Pre-Tax Commuting Benefits - Save 30-40% on Your Commute
Welcome to Saving Money with Andrew!
In a typical year, commuting is our family’s fifth or sixth largest spending category. When we lived in the city, unlimited subway passes were essential. After moving to the suburbs and working from home for months, we’re starting to return to the office and our commuting expenses are increasing substantially.
About eight million Americans commute to work via public transportation.[1] Although it’s a small fraction of working Americans (about 5%), it’s significantly higher among younger adults and, I suspect, among those who read this newsletter. Public transportation is a great deal, but it’s not cheap. Subway monthly passes in most cities run around $100 and commuter rail can easily cost hundreds of dollars monthly.
Enter pre-tax commuting benefits. Many of you are already familiar with these programs, but if you aren’t:
Under a commuter benefit program, participants can set aside up to $270 per month for eligible transit expenses, and another $270 per month for eligible parking expenses (parking near work, or near where you commute to work).[2]
These deductions are pre-tax, meaning that they reduce your taxable income dollar for dollar. If you are in the 24% federal tax bracket, for example, and pay 10% in state taxes, being able to pay for your commuting expenses with “pre-tax dollars” effectively saves you 34%.
If, for example, you spend $200 per month on commuting expenses and are in those tax brackets, you would save $68 in taxes per month (34% of $200), or about $800 per year, by using a commuter benefit program.
To get started, check with your employer’s HR or benefits department to see if they offer commuter benefits. Most larger companies do, and many states require most employers to do so.

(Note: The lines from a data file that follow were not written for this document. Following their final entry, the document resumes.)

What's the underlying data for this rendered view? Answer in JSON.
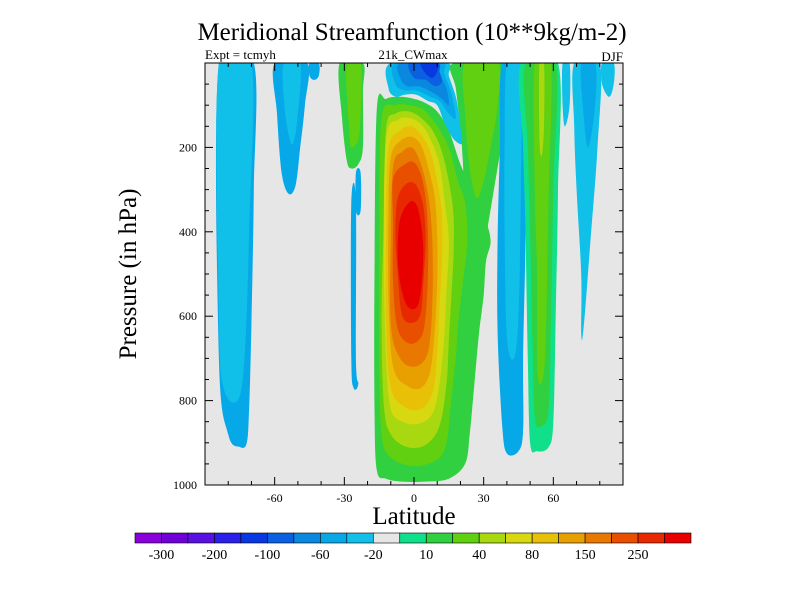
{
  "chart_data": {
    "type": "contour",
    "title": "Meridional Streamfunction (10**9kg/m-2)",
    "subtitle_left": "Expt = tcmyh",
    "subtitle_center": "21k_CWmax",
    "subtitle_right": "DJF",
    "xlabel": "Latitude",
    "ylabel": "Pressure (in hPa)",
    "xlim": [
      -90,
      90
    ],
    "ylim": [
      1000,
      0
    ],
    "x_ticks": [
      {
        "value": -60,
        "label": "-60"
      },
      {
        "value": -30,
        "label": "-30"
      },
      {
        "value": 0,
        "label": "0"
      },
      {
        "value": 30,
        "label": "30"
      },
      {
        "value": 60,
        "label": "60"
      }
    ],
    "y_ticks": [
      {
        "value": 200,
        "label": "200"
      },
      {
        "value": 400,
        "label": "400"
      },
      {
        "value": 600,
        "label": "600"
      },
      {
        "value": 800,
        "label": "800"
      },
      {
        "value": 1000,
        "label": "1000"
      }
    ],
    "levels": [
      -300,
      -250,
      -200,
      -150,
      -100,
      -80,
      -60,
      -40,
      -20,
      -10,
      10,
      20,
      40,
      60,
      80,
      100,
      150,
      200,
      250,
      300
    ],
    "colorbar_colors": [
      "#8a00d8",
      "#7000d8",
      "#5a10e0",
      "#2a20e8",
      "#0838e0",
      "#0a60e0",
      "#0a88e0",
      "#06a8e8",
      "#10c0e8",
      "#e6e6e6",
      "#10e08a",
      "#30d040",
      "#60d010",
      "#a8d810",
      "#d8d810",
      "#e8c008",
      "#e8a000",
      "#e87800",
      "#e85000",
      "#e82800",
      "#e80000"
    ],
    "colorbar_labels": [
      {
        "index": 1,
        "label": "-300"
      },
      {
        "index": 3,
        "label": "-200"
      },
      {
        "index": 5,
        "label": "-100"
      },
      {
        "index": 7,
        "label": "-60"
      },
      {
        "index": 9,
        "label": "-20"
      },
      {
        "index": 11,
        "label": "10"
      },
      {
        "index": 13,
        "label": "40"
      },
      {
        "index": 15,
        "label": "80"
      },
      {
        "index": 17,
        "label": "150"
      },
      {
        "index": 19,
        "label": "250"
      }
    ],
    "background_color": "#e6e6e6",
    "features": [
      {
        "name": "main-cell-positive",
        "lat_range": [
          -15,
          15
        ],
        "pressure_range": [
          90,
          990
        ],
        "peak_value": 300,
        "peak_lat": -2,
        "peak_pressure": 500
      },
      {
        "name": "north-positive-band",
        "lat_range": [
          5,
          45
        ],
        "pressure_range": [
          0,
          430
        ],
        "peak_value": 30
      },
      {
        "name": "nh-negative-upper",
        "lat_range": [
          -12,
          18
        ],
        "pressure_range": [
          0,
          80
        ],
        "peak_value": -150
      },
      {
        "name": "sh-negative-cell",
        "lat_range": [
          -84,
          -69
        ],
        "pressure_range": [
          0,
          910
        ],
        "peak_value": -20
      },
      {
        "name": "nh-negative-cell",
        "lat_range": [
          37,
          48
        ],
        "pressure_range": [
          0,
          930
        ],
        "peak_value": -20
      },
      {
        "name": "ferrel-positive-cell",
        "lat_range": [
          46,
          62
        ],
        "pressure_range": [
          0,
          930
        ],
        "peak_value": 60
      }
    ]
  }
}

Pre-pandemic, I typically used my employer’s commuter benefit program to purchase an unlimited subway pass to use for my daily commute. Now, I use a debit card provided by our program to purchase rail passes and pay for parking at the train station. This lets me take advantage of the tax savings, while not having to commit to a monthly pass.
There are a few downsides of these programs. The most important one is that you generally can’t get back any funds put in a transit benefit account, as some people found out during the pandemic after leaving their jobs or switching to remote work. So, make sure not to put more on your transit balance than you need.
And now…Andrew’s pick(s) of the week:
I’ve been rewatching Bored to Death, a fun and quirky private detective comedy from 2009. Terrific performances from Jason Schwartzman, Ted Danson, Zach Galifianakis, and others.
This profile of Dr. Patrick Soon-Shiong, who started his medical career in South Africa under apartheid and is now worth eight billion dollars, is an incredible read.
I also enjoyed this 8-minute WSJ video on Chick-Fil-A, whose signature chicken sandwich has dominated fast-food rankings for decades. Did you know…out of 8000 applicants per year, the company chooses 130 new franchise operators, an acceptance rate well below Harvard and Stanford. The video also discusses the company’s various controversies over the years, largely arising from its willingness to express its founder’s conservative views.
I hope this has been helpful. If you liked it, please share it on social media! Also, please send me your feedback, requests, and success stories.
[1] Commuting by Public Transportation in the United States: 2019. Even this low number has decreased further during the pandemic, but is starting to recover.
[2] These benefits are defined very broadly and even include things like taking an UberPool to work. Check with your employer’s HR department or commuter benefit administrator if you’re not sure.